Sekali Lagi Tentang Mengelola Keuangan

Di usia yang sudah kepala 3 ini, saya punya beberapa hobi yang sedang saya tekuni. Salah satunya lari. Kalau kalian pernah baca postingan lampau, saya pernah sedikit bercerita bagaimana saya memulai olahraga ini.

Sejak tahun 2024, saya mulai rajin mengikuti event-event lari yang ada. Kalau kata orang,"Ngapain sih bayar buat lari? Lari mah lari aja. Gratis." Gak salah, tapi juga gak tepat. Event-event lari itu memberikan experience yang jelas berbeda dibandingkan lari sendiri. Event lari, buat saya pelari rekreasional, itu menambah sisi fun dalam berlari.

Nah, menjelang akhir tahun ini, ada dua event lari yang saya tunggu-tunggu: Borobudur Marathon dan Siksorogo Lawu Ultra. Satunya road, satunya trail. Sudah 2x ikut ballot Borobudur Marathon dan selalu Rejected. Sementara SLU adalah wishlist baru karena tahun ini saya mulai rajin nge-trail, jadi penasaran juga sama SLU.

Sayangnya, semua event lari tahun ini harganya naik drastis. Ya in this economy naik 200ribu itu sudah lumayan banget. Sampai di titik saya contemplating, mau milih BorMar atau SLU. Karena kalau harus dua-duanya gak masuk budget. Sama-sama mahal.

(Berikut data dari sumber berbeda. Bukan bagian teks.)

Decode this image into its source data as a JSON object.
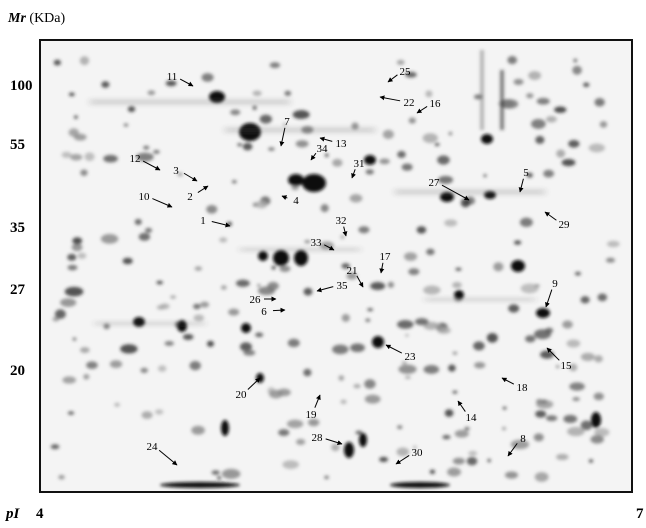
{
  "axis": {
    "mr_symbol": "Mr",
    "mr_unit": "(KDa)",
    "mr_ticks": [
      "100",
      "55",
      "35",
      "27",
      "20"
    ],
    "pi_symbol": "pI",
    "pi_start": "4",
    "pi_end": "7"
  },
  "spots": [
    "11",
    "25",
    "22",
    "16",
    "7",
    "13",
    "34",
    "31",
    "12",
    "3",
    "2",
    "4",
    "27",
    "5",
    "10",
    "29",
    "1",
    "32",
    "33",
    "17",
    "21",
    "35",
    "26",
    "6",
    "9",
    "23",
    "15",
    "20",
    "19",
    "18",
    "14",
    "28",
    "30",
    "8",
    "24"
  ]
}
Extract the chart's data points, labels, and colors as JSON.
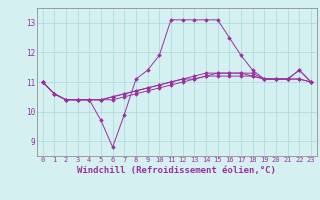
{
  "background_color": "#d4f0f0",
  "line_color": "#9b30a0",
  "grid_color": "#a8d8d8",
  "xlabel": "Windchill (Refroidissement éolien,°C)",
  "xlabel_fontsize": 6.5,
  "xtick_labels": [
    "0",
    "1",
    "2",
    "3",
    "4",
    "5",
    "6",
    "7",
    "8",
    "9",
    "10",
    "11",
    "12",
    "13",
    "14",
    "15",
    "16",
    "17",
    "18",
    "19",
    "20",
    "21",
    "22",
    "23"
  ],
  "ytick_labels": [
    "9",
    "10",
    "11",
    "12",
    "13"
  ],
  "ylim": [
    8.5,
    13.5
  ],
  "xlim": [
    -0.5,
    23.5
  ],
  "series": [
    [
      11.0,
      10.6,
      10.4,
      10.4,
      10.4,
      9.7,
      8.8,
      9.9,
      11.1,
      11.4,
      11.9,
      13.1,
      13.1,
      13.1,
      13.1,
      13.1,
      12.5,
      11.9,
      11.4,
      11.1,
      11.1,
      11.1,
      11.4,
      11.0
    ],
    [
      11.0,
      10.6,
      10.4,
      10.4,
      10.4,
      10.4,
      10.4,
      10.5,
      10.6,
      10.7,
      10.8,
      10.9,
      11.0,
      11.1,
      11.2,
      11.2,
      11.2,
      11.2,
      11.2,
      11.1,
      11.1,
      11.1,
      11.1,
      11.0
    ],
    [
      11.0,
      10.6,
      10.4,
      10.4,
      10.4,
      10.4,
      10.5,
      10.6,
      10.7,
      10.8,
      10.9,
      11.0,
      11.1,
      11.1,
      11.2,
      11.3,
      11.3,
      11.3,
      11.2,
      11.1,
      11.1,
      11.1,
      11.1,
      11.0
    ],
    [
      11.0,
      10.6,
      10.4,
      10.4,
      10.4,
      10.4,
      10.5,
      10.6,
      10.7,
      10.8,
      10.9,
      11.0,
      11.1,
      11.2,
      11.3,
      11.3,
      11.3,
      11.3,
      11.3,
      11.1,
      11.1,
      11.1,
      11.4,
      11.0
    ]
  ]
}
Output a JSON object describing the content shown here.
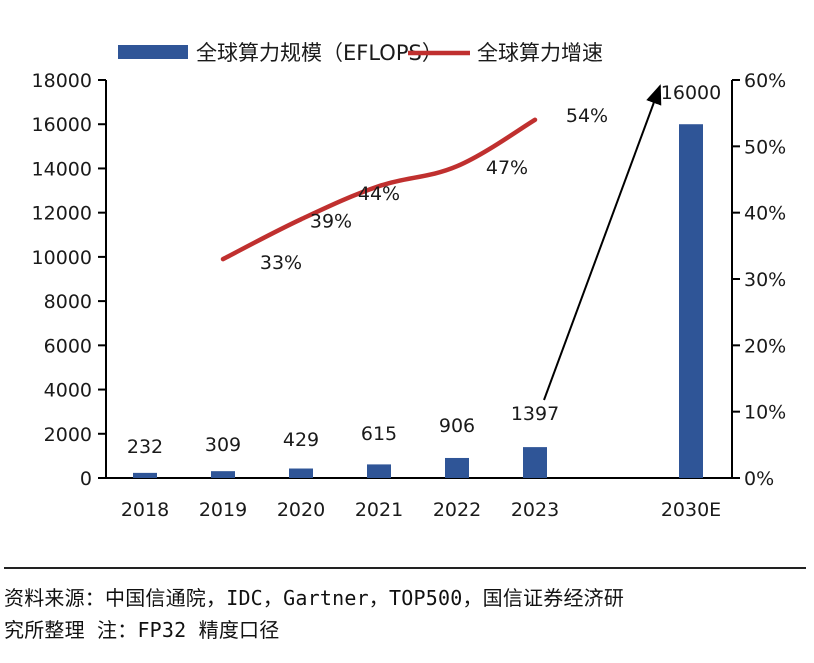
{
  "chart_data": {
    "type": "bar",
    "title": "",
    "categories": [
      "2018",
      "2019",
      "2020",
      "2021",
      "2022",
      "2023",
      "",
      "2030E"
    ],
    "series": [
      {
        "name": "全球算力规模（EFLOPS）",
        "kind": "bar",
        "axis": "left",
        "color": "#2F5597",
        "values": [
          232,
          309,
          429,
          615,
          906,
          1397,
          null,
          16000
        ],
        "labels": [
          "232",
          "309",
          "429",
          "615",
          "906",
          "1397",
          null,
          "16000"
        ]
      },
      {
        "name": "全球算力增速",
        "kind": "line",
        "axis": "right",
        "color": "#C0302F",
        "values": [
          null,
          33,
          39,
          44,
          47,
          54,
          null,
          null
        ],
        "labels": [
          null,
          "33%",
          "39%",
          "44%",
          "47%",
          "54%",
          null,
          null
        ]
      }
    ],
    "left_axis": {
      "ylim": [
        0,
        18000
      ],
      "ticks": [
        "0",
        "2000",
        "4000",
        "6000",
        "8000",
        "10000",
        "12000",
        "14000",
        "16000",
        "18000"
      ]
    },
    "right_axis": {
      "ylim": [
        0,
        60
      ],
      "ticks": [
        "0%",
        "10%",
        "20%",
        "30%",
        "40%",
        "50%",
        "60%"
      ]
    },
    "annotation": {
      "type": "arrow",
      "from": "2023",
      "to": "2030E"
    },
    "legend": {
      "position": "top",
      "items": [
        "全球算力规模（EFLOPS）",
        "全球算力增速"
      ]
    },
    "grid": false,
    "xlabel": "",
    "ylabel": ""
  },
  "footer": {
    "source_line1": "资料来源：中国信通院，IDC，Gartner，TOP500，国信证券经济研",
    "source_line2": "究所整理 注：FP32 精度口径"
  }
}
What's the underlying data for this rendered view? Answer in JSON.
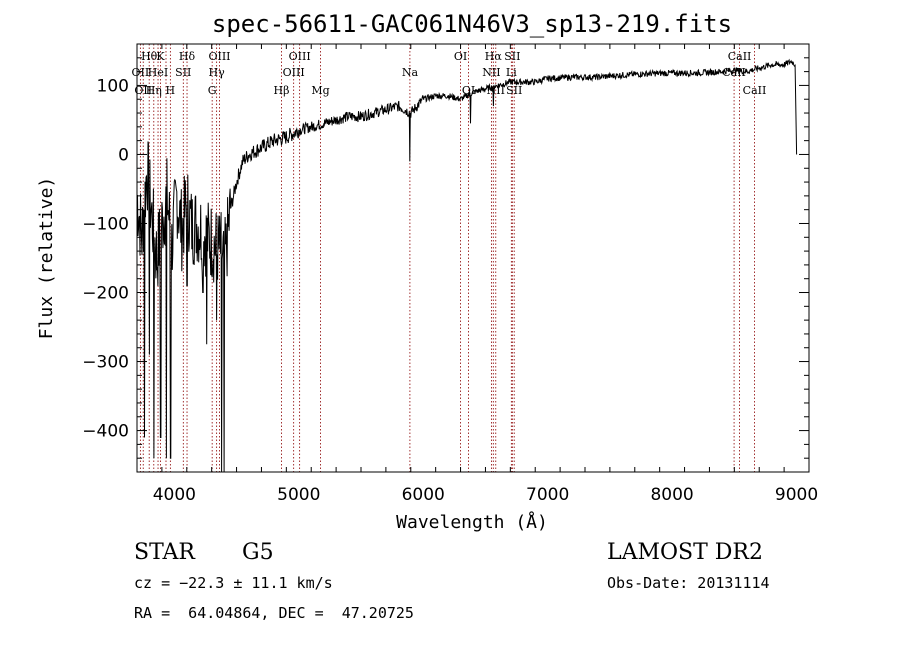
{
  "chart_data": {
    "type": "line",
    "title": "spec-56611-GAC061N46V3_sp13-219.fits",
    "xlabel": "Wavelength (Å)",
    "ylabel": "Flux (relative)",
    "xlim": [
      3700,
      9100
    ],
    "ylim": [
      -460,
      160
    ],
    "x_ticks": [
      4000,
      5000,
      6000,
      7000,
      8000,
      9000
    ],
    "y_ticks": [
      -400,
      -300,
      -200,
      -100,
      0,
      100
    ],
    "series": [
      {
        "color": "#000000",
        "x": [
          3700,
          3740,
          3780,
          3820,
          3860,
          3900,
          3940,
          3980,
          4020,
          4060,
          4100,
          4140,
          4180,
          4220,
          4260,
          4300,
          4340,
          4380,
          4410,
          4450,
          4500,
          4550,
          4600,
          4700,
          4800,
          4900,
          5000,
          5100,
          5200,
          5300,
          5400,
          5500,
          5600,
          5700,
          5800,
          5900,
          6000,
          6100,
          6200,
          6300,
          6400,
          6500,
          6600,
          6700,
          6800,
          6900,
          7000,
          7200,
          7400,
          7600,
          7800,
          8000,
          8200,
          8400,
          8500,
          8600,
          8700,
          8800,
          8900,
          8960,
          8990,
          9000
        ],
        "y": [
          -60,
          -120,
          -20,
          -90,
          -150,
          -100,
          -60,
          -130,
          -60,
          -110,
          -70,
          -105,
          -100,
          -110,
          -120,
          -125,
          -135,
          -140,
          -150,
          -80,
          -40,
          -10,
          0,
          10,
          20,
          25,
          35,
          40,
          45,
          50,
          55,
          55,
          60,
          65,
          70,
          60,
          80,
          85,
          85,
          80,
          90,
          95,
          100,
          105,
          105,
          105,
          110,
          112,
          112,
          115,
          117,
          118,
          118,
          120,
          122,
          120,
          125,
          130,
          130,
          135,
          130,
          0
        ]
      }
    ],
    "absorption_dips": [
      {
        "x": 3760,
        "y": -410
      },
      {
        "x": 3800,
        "y": -290
      },
      {
        "x": 3835,
        "y": -440
      },
      {
        "x": 3890,
        "y": -410
      },
      {
        "x": 3935,
        "y": -440
      },
      {
        "x": 3970,
        "y": -440
      },
      {
        "x": 4102,
        "y": -190
      },
      {
        "x": 4230,
        "y": -200
      },
      {
        "x": 4260,
        "y": -275
      },
      {
        "x": 4341,
        "y": -240
      },
      {
        "x": 4380,
        "y": -460
      },
      {
        "x": 4400,
        "y": -460
      },
      {
        "x": 5893,
        "y": -10
      },
      {
        "x": 6380,
        "y": 45
      },
      {
        "x": 6563,
        "y": 70
      }
    ],
    "lines": [
      {
        "x": 3727,
        "labels": [
          "OII"
        ],
        "row": 1
      },
      {
        "x": 3750,
        "labels": [
          "OII"
        ],
        "row": 2
      },
      {
        "x": 3798,
        "labels": [
          "Hθ"
        ],
        "row": 0
      },
      {
        "x": 3835,
        "labels": [
          "Hη"
        ],
        "row": 2
      },
      {
        "x": 3869,
        "labels": [
          "HeI"
        ],
        "row": 1
      },
      {
        "x": 3889,
        "labels": [
          "K"
        ],
        "row": 0
      },
      {
        "x": 3933,
        "labels": [],
        "row": 0
      },
      {
        "x": 3968,
        "labels": [
          "H"
        ],
        "row": 2
      },
      {
        "x": 4072,
        "labels": [
          "SII"
        ],
        "row": 1
      },
      {
        "x": 4102,
        "labels": [
          "Hδ"
        ],
        "row": 0
      },
      {
        "x": 4304,
        "labels": [
          "G"
        ],
        "row": 2
      },
      {
        "x": 4340,
        "labels": [
          "Hγ"
        ],
        "row": 1
      },
      {
        "x": 4363,
        "labels": [
          "OIII"
        ],
        "row": 0
      },
      {
        "x": 4861,
        "labels": [
          "Hβ"
        ],
        "row": 2
      },
      {
        "x": 4959,
        "labels": [
          "OIII"
        ],
        "row": 1
      },
      {
        "x": 5007,
        "labels": [
          "OIII"
        ],
        "row": 0
      },
      {
        "x": 5175,
        "labels": [
          "Mg"
        ],
        "row": 2
      },
      {
        "x": 5893,
        "labels": [
          "Na"
        ],
        "row": 1
      },
      {
        "x": 6300,
        "labels": [
          "OI"
        ],
        "row": 0
      },
      {
        "x": 6364,
        "labels": [
          "OI"
        ],
        "row": 2
      },
      {
        "x": 6548,
        "labels": [
          "NII"
        ],
        "row": 1
      },
      {
        "x": 6563,
        "labels": [
          "Hα"
        ],
        "row": 0
      },
      {
        "x": 6583,
        "labels": [
          "NII"
        ],
        "row": 2
      },
      {
        "x": 6708,
        "labels": [
          "Li"
        ],
        "row": 1
      },
      {
        "x": 6716,
        "labels": [
          "SII"
        ],
        "row": 0
      },
      {
        "x": 6731,
        "labels": [
          "SII"
        ],
        "row": 2
      },
      {
        "x": 8498,
        "labels": [
          "CaII"
        ],
        "row": 1
      },
      {
        "x": 8542,
        "labels": [
          "CaII"
        ],
        "row": 0
      },
      {
        "x": 8662,
        "labels": [
          "CaII"
        ],
        "row": 2
      }
    ],
    "line_color": "#8b0000",
    "grid": false,
    "legend": "none"
  },
  "info": {
    "object_class": "STAR",
    "subclass": "G5",
    "cz": "cz = −22.3 ± 11.1 km/s",
    "coords": "RA =  64.04864, DEC =  47.20725",
    "survey": "LAMOST DR2",
    "obs_date": "Obs-Date: 20131114"
  }
}
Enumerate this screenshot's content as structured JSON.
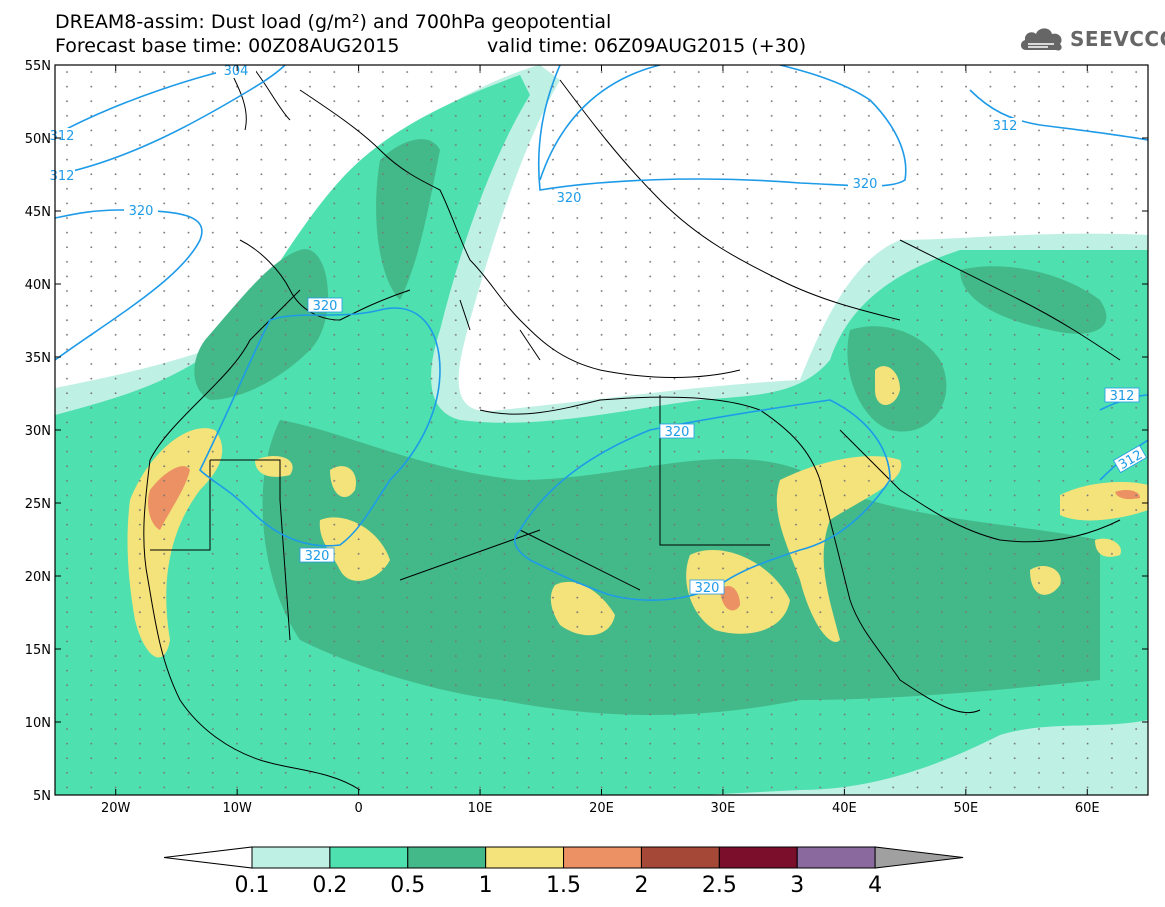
{
  "header": {
    "title": "DREAM8-assim: Dust load (g/m²) and 700hPa geopotential",
    "forecast_base": "Forecast base time: 00Z08AUG2015",
    "valid_time": "valid time: 06Z09AUG2015 (+30)",
    "logo_text": "SEEVCCC"
  },
  "map": {
    "lon_range": [
      -25,
      65
    ],
    "lat_range": [
      5,
      55
    ],
    "lat_labels": [
      "55N",
      "50N",
      "45N",
      "40N",
      "35N",
      "30N",
      "25N",
      "20N",
      "15N",
      "10N",
      "5N"
    ],
    "lon_labels": [
      "20W",
      "10W",
      "0",
      "10E",
      "20E",
      "30E",
      "40E",
      "50E",
      "60E"
    ],
    "contour_labels": [
      "304",
      "312",
      "320",
      "320",
      "320",
      "320",
      "320",
      "320",
      "312",
      "312",
      "312"
    ]
  },
  "colorbar": {
    "levels": [
      "0.1",
      "0.2",
      "0.5",
      "1",
      "1.5",
      "2",
      "2.5",
      "3",
      "4"
    ],
    "colors": [
      "#bff0e4",
      "#4fe0b0",
      "#43b98a",
      "#f4e27a",
      "#ec9163",
      "#a54838",
      "#7b0e2a",
      "#8a6a9e",
      "#a0a0a0"
    ],
    "under_color": "#ffffff"
  },
  "colors": {
    "contour": "#1e9be8",
    "dust_light": "#bff0e4",
    "dust_mid": "#4fe0b0",
    "dust_dark": "#43b98a",
    "dust_yellow": "#f4e27a",
    "dust_orange": "#ec9163",
    "dust_red": "#c85a4a"
  }
}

BorMar dengan semarak 1 dekadenya. SLU dengan target personal mau menaklukkan trail 30K.

Di sisi lain, bulan ini saya mendapatkan dividen dari investasi saham saya. Gak terlalu besar, tapi cukup buat tambahan biaya regis. Bisa lho sebenarnya, pakai dividen supaya gak perlu pusing milih antara BorMar atau SLU. Dan gak salah juga, toh memang hak saya.

Nah, di titik itu lah kemudian refleksi ini hadir. :D

Ternyata mengelola keuangan gak cukup hanya dengan strategi atau rencana. Yang tidak kalah penting adalah komitmen atau disiplin.

Investasi itu strategi, menginvestasikan kembali dividen itu strategi, tapi pelaksanaannya butuh komitmen. Mau sebagus apapun strateginya, kalau tidak ada komitmen untuk melakukan, ya sama aja bohong.

Sebagai orang yang pakai kartu kredit dan juga punya KPR, saya bisa bilang, hutang itu strategi. Tapi butuh komitmen untuk membayar dengan patuh. Kalau komitmennya gak dijalankan ya hancur keuangan. Hutang makin numpuk, bunga makin banyak, dan sebagainya.

Jadi, selain bijak dalam mengelola keuangan, juga perlu disiplin dalam mengelola keuangan.

So in this economy, semoga kita semua bisa lebih bijak dan lebih disiplin lagi dalam mengelola keuangan. Semangat pejuang rupiah. Sehat selalu.